Seven’in konuşmasının ardından DAY-MER, GİK-DER, MLKP ve yöresel derneklerin mesajları okundu.
‘ÖNDER APO’YU ÖZGÜRLEŞTİRECEĞİZ’
Kongre, Meclis faaliyet raporunun okunup değerlendirilmesi ve onaya sunulması gündemiyle devam etti.
Raporda, kapitalist sistemin içine girdiği çıkmaz ve kriz ile birlikte Kurdistan, Ortadoğu ve dünyada yaşanan insanlık dramları ve trajedilerin küresel bir felaket ile karşı karşıya olunduğuna dikkat çekildi.

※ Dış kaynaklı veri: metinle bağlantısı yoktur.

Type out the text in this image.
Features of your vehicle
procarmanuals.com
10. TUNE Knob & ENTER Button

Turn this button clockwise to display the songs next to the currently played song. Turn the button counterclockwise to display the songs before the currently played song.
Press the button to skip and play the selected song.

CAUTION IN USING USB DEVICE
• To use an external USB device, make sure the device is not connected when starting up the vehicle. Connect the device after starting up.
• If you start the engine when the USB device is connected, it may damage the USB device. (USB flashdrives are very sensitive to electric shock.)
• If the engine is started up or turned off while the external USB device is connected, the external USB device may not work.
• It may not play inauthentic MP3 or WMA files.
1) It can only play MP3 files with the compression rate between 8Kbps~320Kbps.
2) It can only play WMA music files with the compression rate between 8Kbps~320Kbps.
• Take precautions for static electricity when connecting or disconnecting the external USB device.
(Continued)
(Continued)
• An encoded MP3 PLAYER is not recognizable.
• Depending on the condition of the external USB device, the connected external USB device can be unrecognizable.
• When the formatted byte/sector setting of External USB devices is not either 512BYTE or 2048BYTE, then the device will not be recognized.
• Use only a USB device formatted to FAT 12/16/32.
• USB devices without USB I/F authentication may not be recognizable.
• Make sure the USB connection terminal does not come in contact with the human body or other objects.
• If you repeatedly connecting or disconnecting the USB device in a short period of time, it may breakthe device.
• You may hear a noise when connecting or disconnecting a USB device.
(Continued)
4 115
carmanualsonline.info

Faşist Türk devletinin Kürt halkına karşı soykırım savaşı yürüttüğüne vurgu yapılan raporda, Türk devletinin en büyük saldırısının ‘mutlak tecrit’ ile Kürt Halk Önderi Abdullah Öcalan’a yönelik olduğunun altı çizildi. Türk devletinin Kürtler söz konusu olduğunda hiçbir ilke ve ahlak tanımadığının altı çizilen raporda, “Önder Apo’ya yönelik mutlak tecridi yıkmak ve özgürlüğünü sağlamakla aynı zamanda Kürt halkının ve Ortadoğu halklarının özgürlüğünün sağlayacağı bilinci ve iradesini taşıyoruz. Bu anlamda 10 Ekim hamlesini bir kez daha selamlarken hamleyi mutlak başarı ile şiarı ile sahipleniyoruz” denildi.
ÖRGÜTLÜLÜK YETERSİZ
Britanya’daki meclis, komün, parça örgütleri, kadın ve gençlik hareketlerinin eleştiri ve özeleştiri raporlarının okunduğu kongrede, bir yıllık faaliyetler tartışıldı. Yapılan tartışmalarda örgütsel olarak sürece cevap olunamadığı tespiti yapıldı. Özellikle toplumsal örgütlülüğün yetersizliği ile birlikte asimilasyonun vardığı boyutlara dikkat çekildi. Londra’da festivallere katılan Kürt sanatçıların Türkçe açılış konuşması yapıp ardından Kürtçe şarkılar okumasının asimilasyonun özeti olduğu ifade edilen tartışmalarda, “Kurdistanlı işverenler Kürt kültüründen çıkan gıdaları, yemekleri bile Türk kültürü diye yansıtıyorlar. İnsanlar çocuklarına Kürtçe isim veriyor fakat kendi dili, kimliği, kültürü, yani kendi öz benliğine dair hiçbir şey bilmiyorlar. Kürt çocukları bu oto-asimilasyonunun sonucu olarak kendisini Türk olarak tanımlıyor. Bu yabancılaşma ve bu kültürel soykırıma karşı eğitim ve örgütlenme politikaları geliştirmemiz gerekiyor” denildi.
Yapılan tartışmalar ve konuşmaların ardından rapor, delegelerin oy çoğunluğu ile kabul edildi.
Ardından eşbaşkanlık seçimi ile birlikte Divan, disiplin, denetleme, basın, eğitim ve diplomasi komisyonlarının yeniden belirlendi. Yapılan seçimlerde Britanya Kürt Halk Meclisi Eşbaşkanlığına Sait Suruç ile Türkan Budak seçildi. Kongre, alkış, zılgıt ve “Biji serok Apo” slogan ile sona erdi.